Stoker: il titolo di questo esordio in lingua inglese di Park Chan-wook è inequivocabile, rimanda a Bram, il papà di Dracula. Nel film, in effetti, un vampiro c’è: non ha però i canini, non prova repulsione per l’aglio e non si uccide con paletti di frassino. È lo zio Charlie, un elegante giovanotto che s’insinua nella vita di India e di sua madre, Evelyn, appena rimaste orfana e vedova di Richard Stoker, morto in un incidente il giorno del 18° compleanno della figlia.
L’apparizione di Charlie è un innesco potente: al suo fascino non sanno resistere né India né Evelyn. Tra le due donne esplode la competizione: India, in particolare, scopre il sesso e il desiderio, anche in forme abiette (l’omicidio). È lei la vittima prediletta dal vampiro: e sarà lei, a sua volta, a diventare portatrice del suo stesso germe infetto, realizzando quel passaggio alla maggior età che costituisce il tema portante della pellicola. Stoker, infatti, è un film liminale: mostra cosa accade quando le porte dell’abisso si spalancano. La pulsione mortifera e l’amoralità galoppano, travolgono i legami di sangue, sfociando in un clima di paranoia allucinata facile a confondersi con il soprannaturale.

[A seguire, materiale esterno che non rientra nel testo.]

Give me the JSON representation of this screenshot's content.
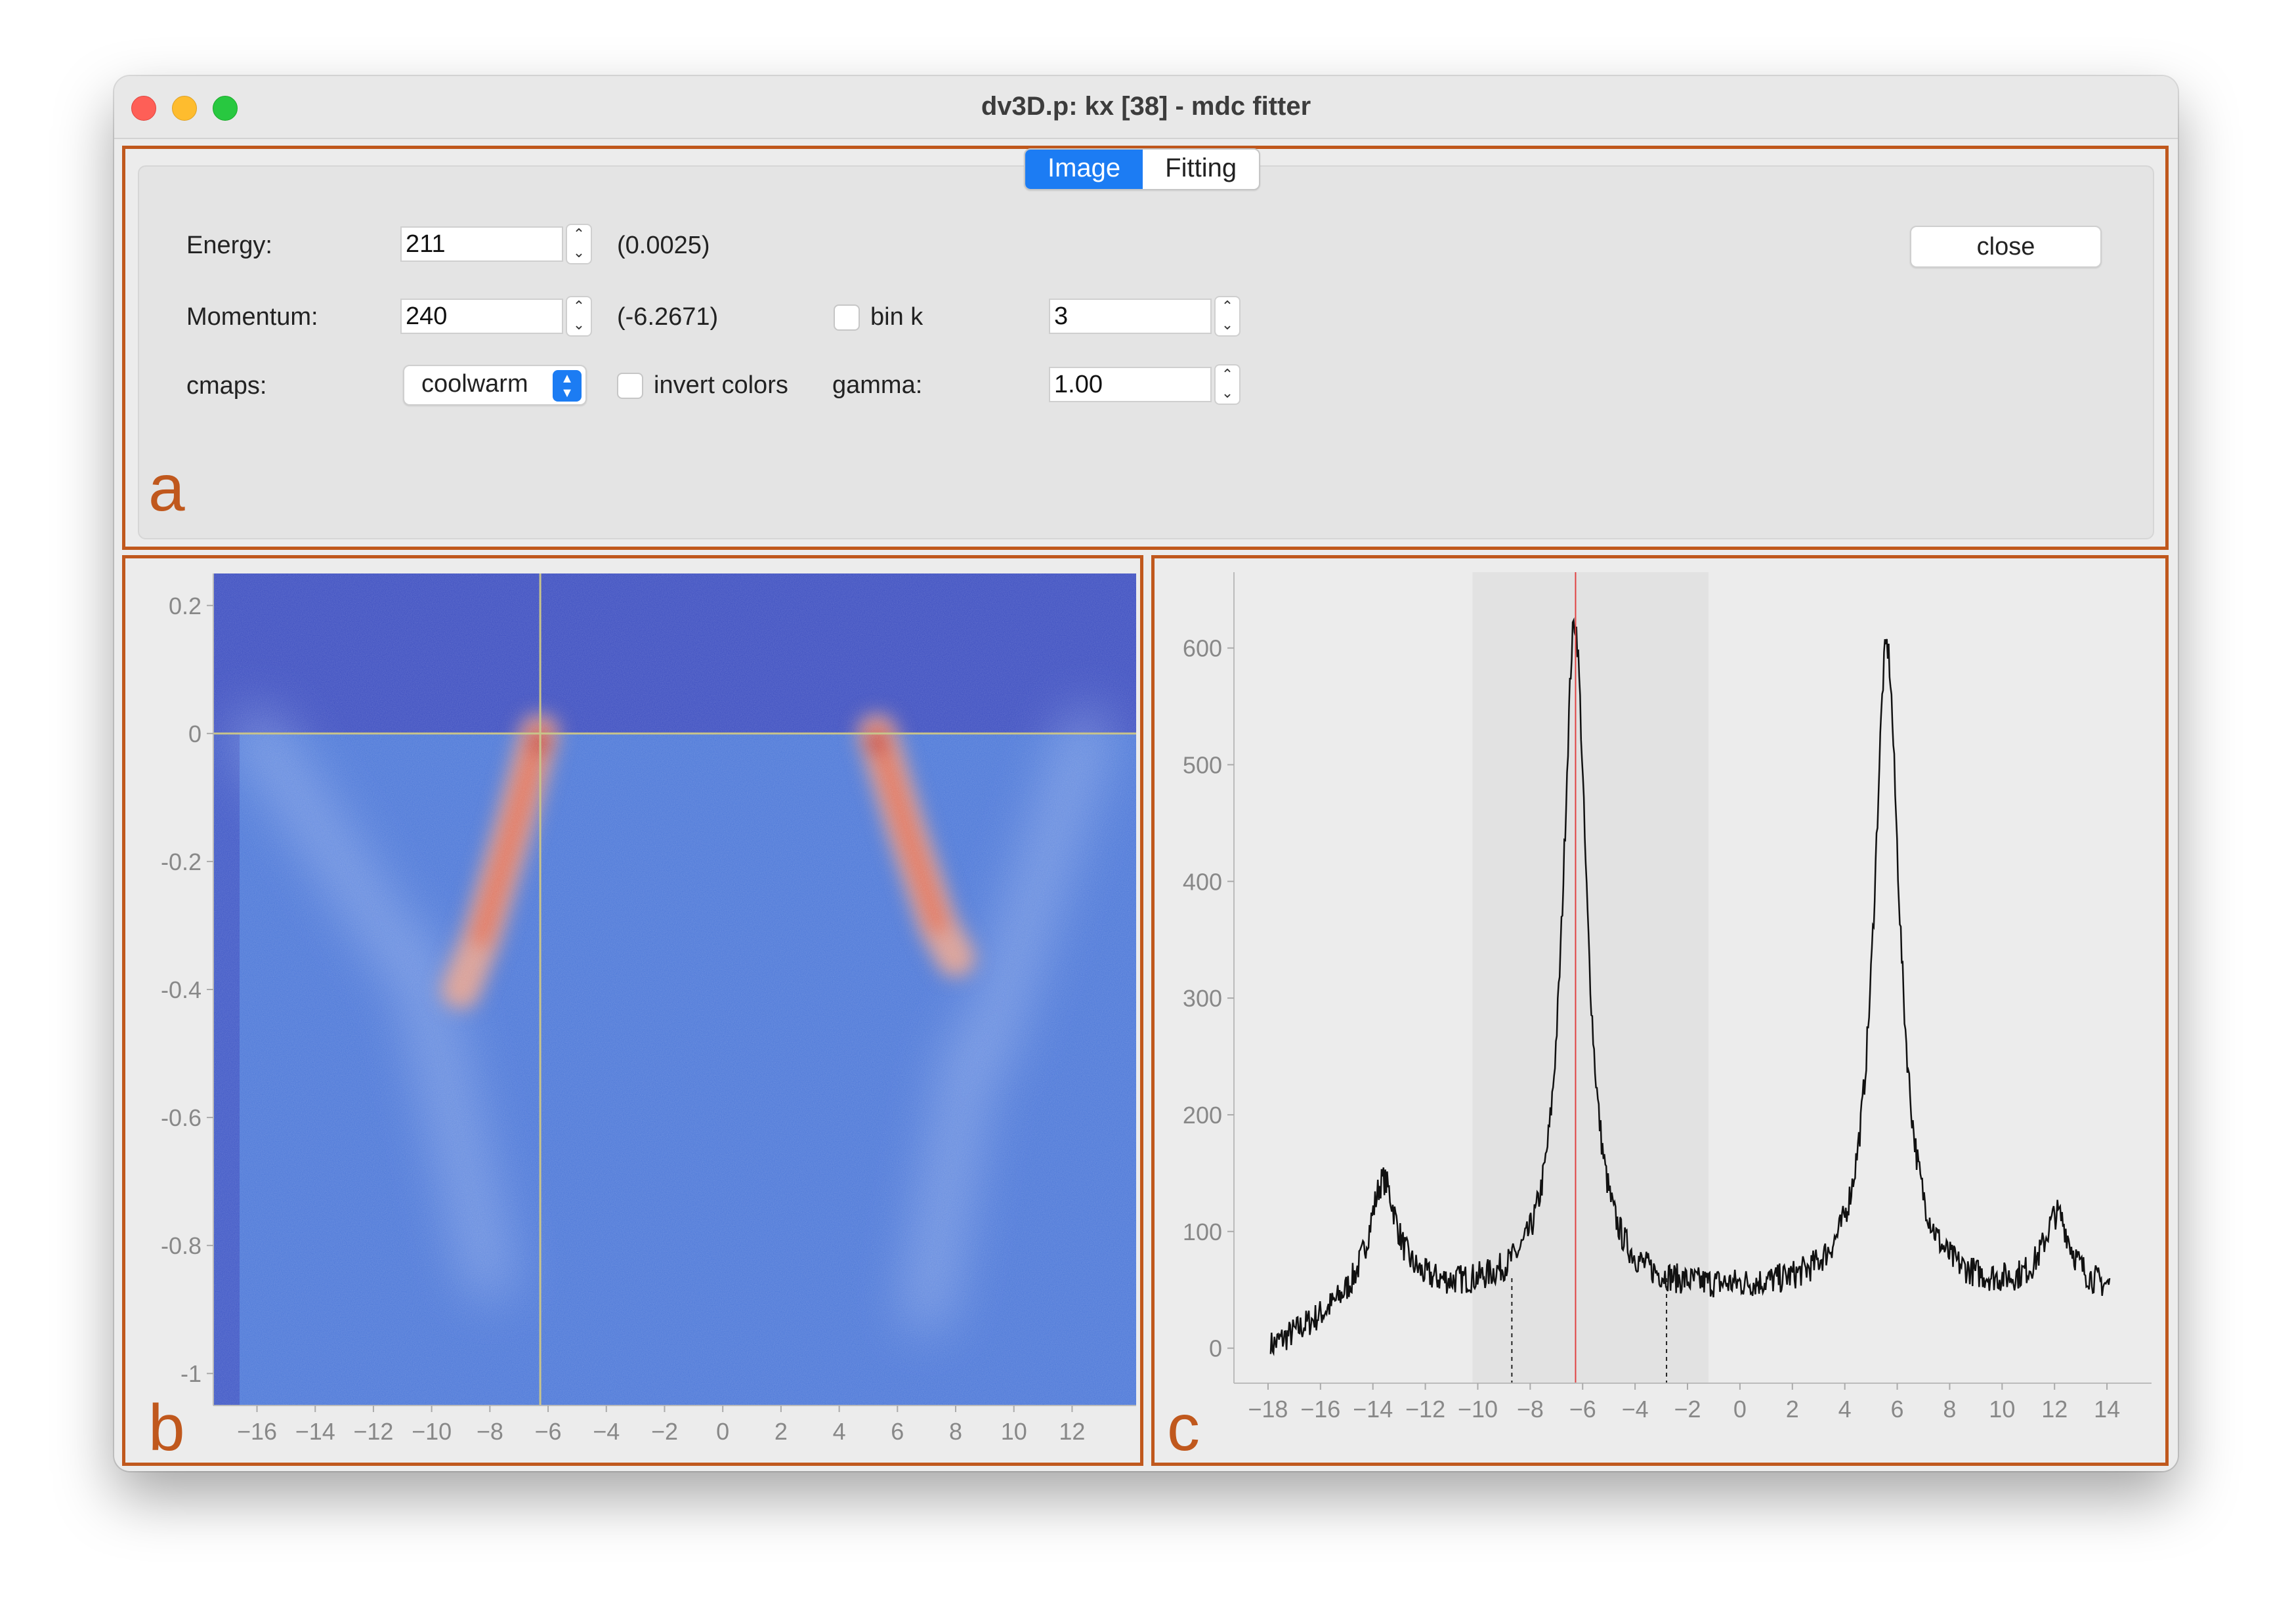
{
  "window": {
    "title": "dv3D.p: kx [38] - mdc fitter"
  },
  "tabs": [
    {
      "label": "Image",
      "selected": true
    },
    {
      "label": "Fitting",
      "selected": false
    }
  ],
  "controls": {
    "energy": {
      "label": "Energy:",
      "value": "211",
      "readout": "(0.0025)"
    },
    "momentum": {
      "label": "Momentum:",
      "value": "240",
      "readout": "(-6.2671)"
    },
    "bin_k": {
      "label": "bin k",
      "checked": false,
      "value": "3"
    },
    "cmaps": {
      "label": "cmaps:",
      "value": "coolwarm"
    },
    "invert_colors": {
      "label": "invert colors",
      "checked": false
    },
    "gamma": {
      "label": "gamma:",
      "value": "1.00"
    },
    "close_label": "close"
  },
  "panels": {
    "a": "a",
    "b": "b",
    "c": "c"
  },
  "colors": {
    "accent": "#1c7cf3",
    "panel_border": "#c0581d",
    "cursor_line": "#c9c48a",
    "mdc_marker": "#e04040"
  },
  "chart_data": [
    {
      "type": "heatmap",
      "colormap": "coolwarm",
      "x_ticks": [
        "-16",
        "-14",
        "-12",
        "-10",
        "-8",
        "-6",
        "-4",
        "-2",
        "0",
        "2",
        "4",
        "6",
        "8",
        "10",
        "12"
      ],
      "y_ticks": [
        "0.2",
        "0",
        "-0.2",
        "-0.4",
        "-0.6",
        "-0.8",
        "-1"
      ],
      "xlim": [
        -17.5,
        14.2
      ],
      "ylim": [
        -1.05,
        0.25
      ],
      "cursor": {
        "x": -6.27,
        "y": 0.0
      },
      "bands": [
        {
          "name": "",
          "points": [
            [
              -6.3,
              0.0
            ],
            [
              -7.2,
              -0.15
            ],
            [
              -8.3,
              -0.32
            ],
            [
              -9.0,
              -0.4
            ]
          ]
        },
        {
          "name": "",
          "points": [
            [
              5.3,
              0.0
            ],
            [
              6.3,
              -0.15
            ],
            [
              7.4,
              -0.3
            ],
            [
              8.0,
              -0.35
            ]
          ]
        }
      ]
    },
    {
      "type": "line",
      "x_ticks": [
        "-18",
        "-16",
        "-14",
        "-12",
        "-10",
        "-8",
        "-6",
        "-4",
        "-2",
        "0",
        "2",
        "4",
        "6",
        "8",
        "10",
        "12",
        "14"
      ],
      "y_ticks": [
        "0",
        "100",
        "200",
        "300",
        "400",
        "500",
        "600"
      ],
      "xlim": [
        -19.3,
        15.7
      ],
      "ylim": [
        -30,
        665
      ],
      "fit_region": [
        -10.2,
        -1.2
      ],
      "marker_x": -6.27,
      "dashed_x": [
        -8.7,
        -2.8
      ],
      "peaks": [
        {
          "x": -13.6,
          "y": 140,
          "width": 0.8
        },
        {
          "x": -6.3,
          "y": 620,
          "width": 0.7
        },
        {
          "x": 5.6,
          "y": 600,
          "width": 0.75
        },
        {
          "x": 12.1,
          "y": 110,
          "width": 0.8
        }
      ],
      "baseline": 45,
      "x_range": [
        -17.9,
        14.1
      ]
    }
  ]
}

La sceneggiatura di Wentworth Miller (l’attore protagonista della serie tv Prison break) strizza l’occhio ad Hitchcock e all’horror. In un’elegante casa di campagna, il racconto tratteggia un microcosmo familiare fatto di follia e perversione. Evelyn vede in Charlie un’occasione per ritornare giovane dopo un matrimonio insoddisfacente, spento. India, adolescente introversa e dalle fattezze “vittoriane” (pallida, completini retrò, silenziosa o tendente a discorsi lugubri) scruta lo zio con diffidenza, ma da subito ne sente (letteralmente) il richiamo. Non ci vuoi poi molto a capire che Charlie è lì per lei, nel tentativo di cancellare la lavagna piena di errori della sua vita. Del resto, dice Evelyn in un momento di spietata sincerità, si mettono al mondo i figli per avere una piccola copia di sé che possa evitare i propri sbagli. Così Charlie con India: anche quando era lontano (in viaggio in Europa, secondo i suoi racconti), a scontare un terribile esilio, si era aggrappato a lei ossessivamente, col pensiero e nelle lettere che le spediva (e che mai le furono consegnate). Tornato, cerca la ragazza, la raggiunge e, un po’ padre, un po’ maestro, un po’ amante, ne fa la sua discepola nella follia.
Park Chan-wook dirige lo spettacolo con il consueto mix di maestria ed eleganza, in bilico come sempre tra sporcizia e sublime, tra estasi e crudeltà. Montaggi in parallelo e flashback concorrono a definire l’intelaiatura ossessiva della pellicola, creando una suspense notevole. Come notevoli sono anche i tre protagonisti: la patetica vedova Nicole Kidman, il gelido ed enigmatico Matthew Goode e Mia Wasikowska nei panni della vergine che finisce col surclassare il suo maestro quanto a cinica depravazione.